In other words, I had a premonition of now or never.

Well, that was over a year ago.

While my hair’s growing much more slowly than it did when I was in my early 20s, the mane’s down to past my shoulders again, reminding me of what happens when it’s unfettered in the breeze or I’d be running. More often, it’s back in a ponytail, especially when I’m swimming.

But it’s nothing like I remember. It’s coarser now and tangles easily, for one thing. Then there’s all the thinness on top. At times, it’s even annoying. And there’s all the gray.

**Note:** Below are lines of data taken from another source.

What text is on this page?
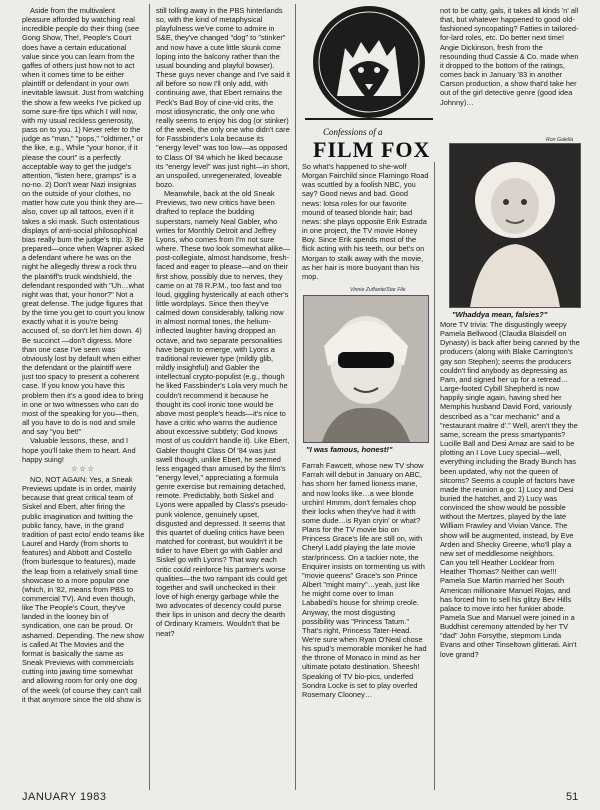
Aside from the multivalent pleasure afforded by watching real incredible people do their thing (see Gong Show, The!, People's Court does have a certain educational value since you can learn from the gaffes of others just how not to act when it comes time to be either plaintiff or defendant in your own inevitable lawsuit. Just from watching the show a few weeks I've picked up some sure-fire tips which I will now, with my usual reckless generosity, pass on to you. 1) Never refer to the judge as "man," "pops," "oldtimer," or the like, e.g., While "your honor, if it please the court" is a perfectly acceptable way to get the judge's attention, "listen here, gramps" is a no-no. 2) Don't wear Nazi insignias on the outside of your clothes, no matter how cute you think they are—also, cover up all tattoos, even if it takes a ski mask. Such ostentatious displays of anti-social philosophical bias really bum the judge's trip. 3) Be prepared—once when Wapner asked a defendant where he was on the night he allegedly threw a rock thru the plaintiff's truck windshield, the defendant responded with "Uh…what night was that, your honor?" Not a great defense. The judge figures that by the time you get to court you know exactly what it is you're being accused of, so don't let him down. 4) Be succinct —don't digress. More than one case I've seen was obviously lost by default when either the defendant or the plaintiff were just too spacy to present a coherent case. If you know you have this problem then it's a good idea to bring in one or two witnesses who can do most of the speaking for you—then, all you have to do is nod and smile and say "you bet!"

Valuable lessons, these, and I hope you'll take them to heart. And happy suing!

☆☆☆

NO, NOT AGAIN: Yes, a Sneak Previews update is in order, mainly because that great critical team of Siskel and Ebert, after firing the public imagination and twitting the public fancy, have, in the grand tradition of past ecto/ endo teams like Laurel and Hardy (from shorts to features) and Abbott and Costello (from burlesque to features), made the leap from a relatively small time showcase to a more popular one (which, in '82, means from PBS to commercial TV). And even though, like The People's Court, they've landed in the looney bin of syndication, one can be proud. Or ashamed. Depending. The new show is called At The Movies and the format is basically the same as Sneak Previews with commercials cutting into jawing time somewhat and allowing room for only one dog of the week (of course they can't call it that anymore since the old show is

still tolling away in the PBS hinterlands so, with the kind of metaphysical playfulness we've come to admire in S&E, they've changed "dog" to "stinker" and now have a cute little skunk come loping into the balcony rather than the usual bounding and playful bowser). These guys never change and I've said it all before so now I'll only add, with continuing awe, that Ebert remains the Peck's Bad Boy of cine-vid crits, the most idiosyncratic, the only one who really seems to enjoy his dog (or stinker) of the week, the only one who didn't care for Fassbinder's Lola because its "energy level" was too low—as opposed to Class Of '84 which he liked because its "energy level" was just right—in short, an unspoiled, unregenerated, loveable bozo.

Meanwhile, back at the old Sneak Previews, two new critics have been drafted to replace the budding superstars, namely Neal Gabler, who writes for Monthly Detroit and Jeffrey Lyons, who comes from I'm not sure where. These two look somewhat alike—post-collegiate, almost handsome, fresh-faced and eager to please—and on their first show, possibly due to nerves, they came on at 78 R.P.M., too fast and too loud, giggling hysterically at each other's little wordplays. Since then they've calmed down considerably, talking now in almost normal tones, the helium-inflected laughter having dropped an octave, and two separate personalities have begun to emerge, with Lyons a traditional reviewer type (mildly glib, mildly insightful) and Gabler the intellectual crypto-populist (e.g., though he liked Fassbinder's Lola very much he couldn't recommend it because he thought its cool ironic tone would be above most people's heads—it's nice to have a critic who warns the audience about excessive subtlety; God knows most of us couldn't handle it). Like Ebert, Gabler thought Class Of '84 was just swell though, unlike Ebert, he seemed less engaged than amused by the film's "energy level," appreciating a formula genre exercise but remaining detached, remote. Predictably, both Siskel and Lyons were appalled by Class's pseudo-punk violence, genuinely upset, disgusted and depressed. It seems that this quartet of dueling critics have been matched for contrast, but wouldn't it be tidier to have Ebert go with Gabler and Siskel go with Lyons? That way each critic could reinforce his partner's worse qualities—the two rampant ids could get together and swill unchecked in their love of high energy garbage while the two advocates of decency could purse their lips in unison and decry the dearth of Ordinary Kramers. Wouldn't that be neat?

Confessions of a
FILM FOX

So what's happened to she-wolf Morgan Fairchild since Flamingo Road was scuttled by a foolish NBC, you say? Good news and bad. Good news: lotsa roles for our favorite mound of teased blonde hair; bad news: she plays opposite Erik Estrada in one project, the TV movie Honey Boy. Since Erik spends most of the flick acting with his teeth, our bet's on Morgan to stalk away with the movie, as her hair is more buoyant than his mop.

Farrah Fawcett, whose new TV show Farrah will debut in January on ABC, has shorn her famed lioness mane, and now looks like…a wee blonde urchin! Hmmm, don't females chop their locks when they've had it with some dude…is Ryan cryin' or what?

Plans for the TV movie bio on Princess Grace's life are still on, with Cheryl Ladd playing the late movie star/princess. On a tackier note, the Enquirer insists on tormenting us with "movie queens" Grace's son Prince Albert "might marry"…yeah, just like he might come over to Iman Lababedi's house for shrimp creole. Anyway, the most disgusting possibility was "Princess Tatum." That's right, Princess Tater-Head. We're sure when Ryan O'Neal chose his spud's memorable moniker he had the throne of Monaco in mind as her ultimate potato destination. Sheesh!

Speaking of TV bio-pics, underfed Sondra Locke is set to play overfed Rosemary Clooney…

Vinnie Zuffante/Star File
"I was famous, honest!"

not to be catty, gals, it takes all kinds 'n' all that, but whatever happened to good old-fashioned syncopating? Fatties in tailored-for-lard roles, etc. Do better next time! Angie Dickinson, fresh from the resounding thud Cassie & Co. made when it dropped to the bottom of the ratings, comes back in January '83 in another Carson production, a show that'd take her out of the girl detective genre (good idea Johnny)…

Ron Galella
"Whaddya mean, falsies?"

More TV trivia: The disgustingly weepy Pamela Bellwood (Claudia Blaisdell on Dynasty) is back after being canned by the producers (along with Blake Carrington's gay son Stephen); seems the producers couldn't find anybody as depressing as Pam, and signed her up for a retread…

Large-footed Cybill Shepherd is now happily single again, having shed her Memphis husband David Ford, variously described as a "car mechanic" and a "restaurant maitre d'." Well, aren't they the same, scream the press smartypants?

Lucille Ball and Desi Arnaz are said to be plotting an I Love Lucy special—well, everything including the Brady Bunch has been updated, why not the queen of sitcoms? Seems a couple of factors have made the reunion a go: 1) Lucy and Desi buried the hatchet, and 2) Lucy was convinced the show would be possible without the Mertzes, played by the late William Frawley and Vivian Vance. The show will be augmented, instead, by Eve Arden and Shecky Greene, who'll play a new set of meddlesome neighbors.

Can you tell Heather Locklear from Heather Thomas? Neither can we!!!

Pamela Sue Martin married her South American millionaire Manuel Rojas, and has forced him to sell his glitzy Bev Hills palace to move into her funkier abode. Pamela Sue and Manuel were joined in a Buddhist ceremony attended by her TV "dad" John Forsythe, stepmom Linda Evans and other Tinseltown glitterati. Ain't love grand?

JANUARY 1983	51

So even if it’s low maintenance and avoids trips to the barber, I’m wondering what’s next.

I guess I’m open to suggestion.

REBUILD THE WORK ETHIC … WITH DECENT PAY

All those big-oil tycoons, hedge-fund managers, global conglomerate executives, and their lackeys who have contempt for paying workers a livable wages are murdering the work ethic that built America.

Protest all they want, they’re anything but conservatives.

Real conservatives would battle to save the covenant that assures all who labor will earn a livable return – shelter, food, decent clothing, health care, education, enough to raise a family, and time for rest and worship. That’s what real conservatives would pursue rather than greedy oppression or re-enslavement.

NOT JUST SOCIALISTS

And we always assumed anarchists were all Socialists? Think again! The Tea Party’s full of ’em.

Now, tell me: Are anarchists all destructive, leaving nothing but destruction in their wake?

The right’s rife with ’em.

Sounds like a fit, the anarchists, matching everything they’ve been fearing.

 

SUFFERED ENOUGH?

Time for true conservatives to weigh in.

Take back the GOP.

(From the super-rich.)

(From the off-the-chart far-right-wingers.)

(From the anarchists masked in their midst.)

We’ve already paid enough.

Just run the numbers. The full cost of everything, far beyond war and taxes.